In a recent Journal article, Pictured Rocks National Lakeshore Superintendent Dave Horne said visitation to the lakeshore has doubled over the last five years.
A 2017 report by the National Park Service, which oversees Pictured Rocks, noted that nearly 800,000 people visited there, and those visitors spent around $33.1 million in gateway regions leading to the park. That’s certainly a welcome influx of monies for the shops, restaurants, hotels and other businesses located in those communities.
But with that burgeoning tourist boom comes concerns of congestion, safety and the quality of experiences had by visitors to the area.
Sites like Sand Point, and Miners Castle and Chapel beaches are of particular concern, as they are some of the more popular tourist spots to see. In certain areas of Pictured Rocks, public use is exceeding the capacity of the existing beach parking areas and restrooms, and degrading the quality of the shoreline, trails and roadways.
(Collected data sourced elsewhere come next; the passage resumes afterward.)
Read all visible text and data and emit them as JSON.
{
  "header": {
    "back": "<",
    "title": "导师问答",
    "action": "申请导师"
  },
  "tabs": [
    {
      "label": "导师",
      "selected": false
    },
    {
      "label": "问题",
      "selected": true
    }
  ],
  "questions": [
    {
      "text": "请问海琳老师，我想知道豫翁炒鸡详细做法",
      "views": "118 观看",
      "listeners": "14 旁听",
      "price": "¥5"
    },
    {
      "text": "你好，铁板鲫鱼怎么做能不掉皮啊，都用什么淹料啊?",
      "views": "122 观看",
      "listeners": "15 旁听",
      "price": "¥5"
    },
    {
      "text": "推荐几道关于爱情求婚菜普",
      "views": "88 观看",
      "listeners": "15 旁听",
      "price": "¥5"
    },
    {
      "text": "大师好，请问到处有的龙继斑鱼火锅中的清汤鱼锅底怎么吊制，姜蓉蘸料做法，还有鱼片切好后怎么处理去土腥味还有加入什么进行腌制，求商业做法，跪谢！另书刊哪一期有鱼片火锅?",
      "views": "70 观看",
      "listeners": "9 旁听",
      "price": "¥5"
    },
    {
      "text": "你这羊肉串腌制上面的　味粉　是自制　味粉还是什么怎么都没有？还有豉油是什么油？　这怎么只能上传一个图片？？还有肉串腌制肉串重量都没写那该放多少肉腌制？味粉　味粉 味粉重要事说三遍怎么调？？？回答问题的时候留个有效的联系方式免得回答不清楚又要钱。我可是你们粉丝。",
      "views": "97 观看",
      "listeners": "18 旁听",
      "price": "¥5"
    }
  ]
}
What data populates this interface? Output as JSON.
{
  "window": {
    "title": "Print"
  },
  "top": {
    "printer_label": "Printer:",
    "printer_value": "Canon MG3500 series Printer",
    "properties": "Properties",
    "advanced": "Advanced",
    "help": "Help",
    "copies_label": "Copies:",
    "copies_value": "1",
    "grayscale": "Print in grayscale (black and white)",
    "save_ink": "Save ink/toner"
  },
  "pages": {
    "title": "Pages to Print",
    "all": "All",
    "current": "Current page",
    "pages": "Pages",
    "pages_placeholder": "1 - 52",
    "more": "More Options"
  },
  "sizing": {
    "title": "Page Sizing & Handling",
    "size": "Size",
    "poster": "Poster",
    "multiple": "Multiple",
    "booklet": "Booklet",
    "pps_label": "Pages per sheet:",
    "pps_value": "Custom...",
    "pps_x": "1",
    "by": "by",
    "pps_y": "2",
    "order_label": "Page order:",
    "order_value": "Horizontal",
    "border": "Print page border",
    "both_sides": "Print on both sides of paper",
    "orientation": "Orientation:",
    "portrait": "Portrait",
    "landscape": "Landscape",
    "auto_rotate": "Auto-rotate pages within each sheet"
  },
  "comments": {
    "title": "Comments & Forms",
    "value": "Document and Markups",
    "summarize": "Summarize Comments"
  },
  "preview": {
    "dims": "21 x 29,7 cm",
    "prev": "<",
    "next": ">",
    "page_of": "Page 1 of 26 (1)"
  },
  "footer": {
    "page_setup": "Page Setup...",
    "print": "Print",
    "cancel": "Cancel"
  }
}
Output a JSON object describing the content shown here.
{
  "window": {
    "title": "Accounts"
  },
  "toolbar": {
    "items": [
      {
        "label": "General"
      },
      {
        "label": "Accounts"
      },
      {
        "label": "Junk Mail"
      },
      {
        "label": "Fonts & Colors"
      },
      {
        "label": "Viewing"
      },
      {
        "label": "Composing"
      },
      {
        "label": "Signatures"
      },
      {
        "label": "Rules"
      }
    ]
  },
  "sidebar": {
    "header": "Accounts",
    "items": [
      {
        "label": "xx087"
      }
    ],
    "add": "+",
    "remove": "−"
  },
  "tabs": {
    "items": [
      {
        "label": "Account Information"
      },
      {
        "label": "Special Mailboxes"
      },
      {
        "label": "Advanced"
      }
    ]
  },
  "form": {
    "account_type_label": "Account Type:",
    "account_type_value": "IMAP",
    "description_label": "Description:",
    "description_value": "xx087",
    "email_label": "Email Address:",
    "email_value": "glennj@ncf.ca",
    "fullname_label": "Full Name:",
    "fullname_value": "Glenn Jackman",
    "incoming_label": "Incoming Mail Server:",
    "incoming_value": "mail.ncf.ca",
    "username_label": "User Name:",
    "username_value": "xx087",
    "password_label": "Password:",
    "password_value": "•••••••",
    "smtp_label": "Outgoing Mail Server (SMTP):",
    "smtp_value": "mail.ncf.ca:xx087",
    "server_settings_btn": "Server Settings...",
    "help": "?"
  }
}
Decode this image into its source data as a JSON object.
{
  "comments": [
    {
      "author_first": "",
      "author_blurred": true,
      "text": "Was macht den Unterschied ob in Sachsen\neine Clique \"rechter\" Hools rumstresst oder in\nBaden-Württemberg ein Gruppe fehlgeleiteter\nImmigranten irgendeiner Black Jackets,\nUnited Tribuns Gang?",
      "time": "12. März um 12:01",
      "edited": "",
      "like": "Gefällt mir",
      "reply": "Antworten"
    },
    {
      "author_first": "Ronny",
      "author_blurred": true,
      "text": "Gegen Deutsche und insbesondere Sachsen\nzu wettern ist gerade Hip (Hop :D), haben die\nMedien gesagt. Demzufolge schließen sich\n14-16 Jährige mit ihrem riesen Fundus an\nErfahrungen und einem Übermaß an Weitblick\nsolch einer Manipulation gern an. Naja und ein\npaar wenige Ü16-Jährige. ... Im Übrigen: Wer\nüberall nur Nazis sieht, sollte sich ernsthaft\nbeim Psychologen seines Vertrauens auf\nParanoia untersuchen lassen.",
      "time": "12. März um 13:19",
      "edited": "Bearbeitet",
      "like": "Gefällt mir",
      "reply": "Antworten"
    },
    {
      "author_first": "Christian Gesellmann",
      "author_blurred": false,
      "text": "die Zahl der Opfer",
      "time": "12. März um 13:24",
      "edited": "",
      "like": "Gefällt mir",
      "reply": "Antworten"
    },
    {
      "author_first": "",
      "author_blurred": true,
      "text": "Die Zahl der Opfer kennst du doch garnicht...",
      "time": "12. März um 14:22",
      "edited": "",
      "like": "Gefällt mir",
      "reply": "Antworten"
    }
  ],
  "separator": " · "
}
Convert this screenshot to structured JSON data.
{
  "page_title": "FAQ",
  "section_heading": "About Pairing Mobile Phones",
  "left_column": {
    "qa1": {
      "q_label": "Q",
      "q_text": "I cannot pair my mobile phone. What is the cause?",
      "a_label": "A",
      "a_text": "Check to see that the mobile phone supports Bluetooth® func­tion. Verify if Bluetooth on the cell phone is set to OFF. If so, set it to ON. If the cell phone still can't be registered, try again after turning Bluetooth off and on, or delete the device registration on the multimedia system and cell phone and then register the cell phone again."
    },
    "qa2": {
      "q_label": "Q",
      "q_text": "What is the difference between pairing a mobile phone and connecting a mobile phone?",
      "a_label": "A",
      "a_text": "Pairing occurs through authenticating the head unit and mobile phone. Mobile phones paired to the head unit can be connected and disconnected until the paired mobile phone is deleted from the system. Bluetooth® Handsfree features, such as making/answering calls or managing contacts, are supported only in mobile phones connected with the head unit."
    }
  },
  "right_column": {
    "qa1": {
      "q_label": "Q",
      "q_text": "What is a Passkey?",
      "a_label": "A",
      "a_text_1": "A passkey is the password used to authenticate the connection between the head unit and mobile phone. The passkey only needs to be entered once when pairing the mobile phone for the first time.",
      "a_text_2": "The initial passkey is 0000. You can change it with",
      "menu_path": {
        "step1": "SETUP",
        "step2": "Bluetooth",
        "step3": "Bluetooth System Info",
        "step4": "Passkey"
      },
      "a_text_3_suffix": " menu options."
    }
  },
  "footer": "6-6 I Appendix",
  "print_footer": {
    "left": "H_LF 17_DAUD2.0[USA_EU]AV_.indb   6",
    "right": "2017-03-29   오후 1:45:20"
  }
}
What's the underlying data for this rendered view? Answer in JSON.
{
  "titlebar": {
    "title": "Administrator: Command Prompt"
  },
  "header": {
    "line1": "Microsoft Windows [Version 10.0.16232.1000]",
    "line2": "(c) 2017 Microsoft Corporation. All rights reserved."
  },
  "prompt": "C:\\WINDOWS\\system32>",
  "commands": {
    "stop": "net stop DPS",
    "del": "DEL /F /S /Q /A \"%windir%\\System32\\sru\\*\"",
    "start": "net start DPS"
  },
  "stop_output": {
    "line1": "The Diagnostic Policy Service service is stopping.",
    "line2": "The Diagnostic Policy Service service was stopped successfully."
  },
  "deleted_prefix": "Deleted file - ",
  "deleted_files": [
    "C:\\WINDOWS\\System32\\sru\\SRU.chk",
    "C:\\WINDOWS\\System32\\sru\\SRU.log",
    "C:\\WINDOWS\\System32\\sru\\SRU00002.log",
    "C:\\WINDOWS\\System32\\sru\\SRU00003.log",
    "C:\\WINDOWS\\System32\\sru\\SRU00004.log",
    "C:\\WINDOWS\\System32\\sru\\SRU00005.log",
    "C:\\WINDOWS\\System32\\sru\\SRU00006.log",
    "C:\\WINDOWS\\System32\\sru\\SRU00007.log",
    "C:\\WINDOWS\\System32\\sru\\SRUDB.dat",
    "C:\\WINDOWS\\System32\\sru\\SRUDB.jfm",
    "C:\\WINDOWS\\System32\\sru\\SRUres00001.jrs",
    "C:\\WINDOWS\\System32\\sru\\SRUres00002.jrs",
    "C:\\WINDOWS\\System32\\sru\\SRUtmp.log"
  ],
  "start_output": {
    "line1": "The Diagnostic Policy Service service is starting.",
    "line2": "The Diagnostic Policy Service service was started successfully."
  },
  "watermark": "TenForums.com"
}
Members of the National Park Service held meetings in Munising and Marquette this past week to gather information from the public and provide an update on overall goals for the future of the park.
The park service is in the process of developing a visitor use management plan to address some of these concerns, in an attempt to find, or get as close as they can, to that perfect balance between preservation and public use.
“We’ve been soliciting public input through open houses and trying to develop ideas because we don’t want the beaches and other areas overcrowded,” Horne said.
Comments can be made online until June 6 at https://parkplanning.nps.gov/PIRO_VUMplan.
Pushing upward of a million visitors a year, Pictured Rocks National Lakeshore is funneling a lot of people into a relatively small part of the Upper Peninsula, with limited facilities to support it.
The park service is looking at possible solutions to alleviate some concerns, including designating areas for commercial and public use, adding and managing parking, creating a park visitor center and establishing a bus route during certain times of the year from downtown Munising to areas in Pictured Rocks.
Devising a plan that can accommodate the growing number of visitors while sensibly dealing with the environment only makes sense.
Maintaining the natural wilderness Pictured Rocks National Lakeshore is known for, and which likely is a reason many people visit there, must be a part of that discussion.
On the flip side, providing the necessary amenities like enough restrooms and appropriately sized parking areas, and new roadways or public transportation to mitigate traffic congestion will quell some of those inconveniences and allow visitors to more fully enjoy themselves.
There’s a balance between being staunch environmental stewards and being a good host to the tourists who keep our economies going, and we look forward to what the National Park Service comes up with.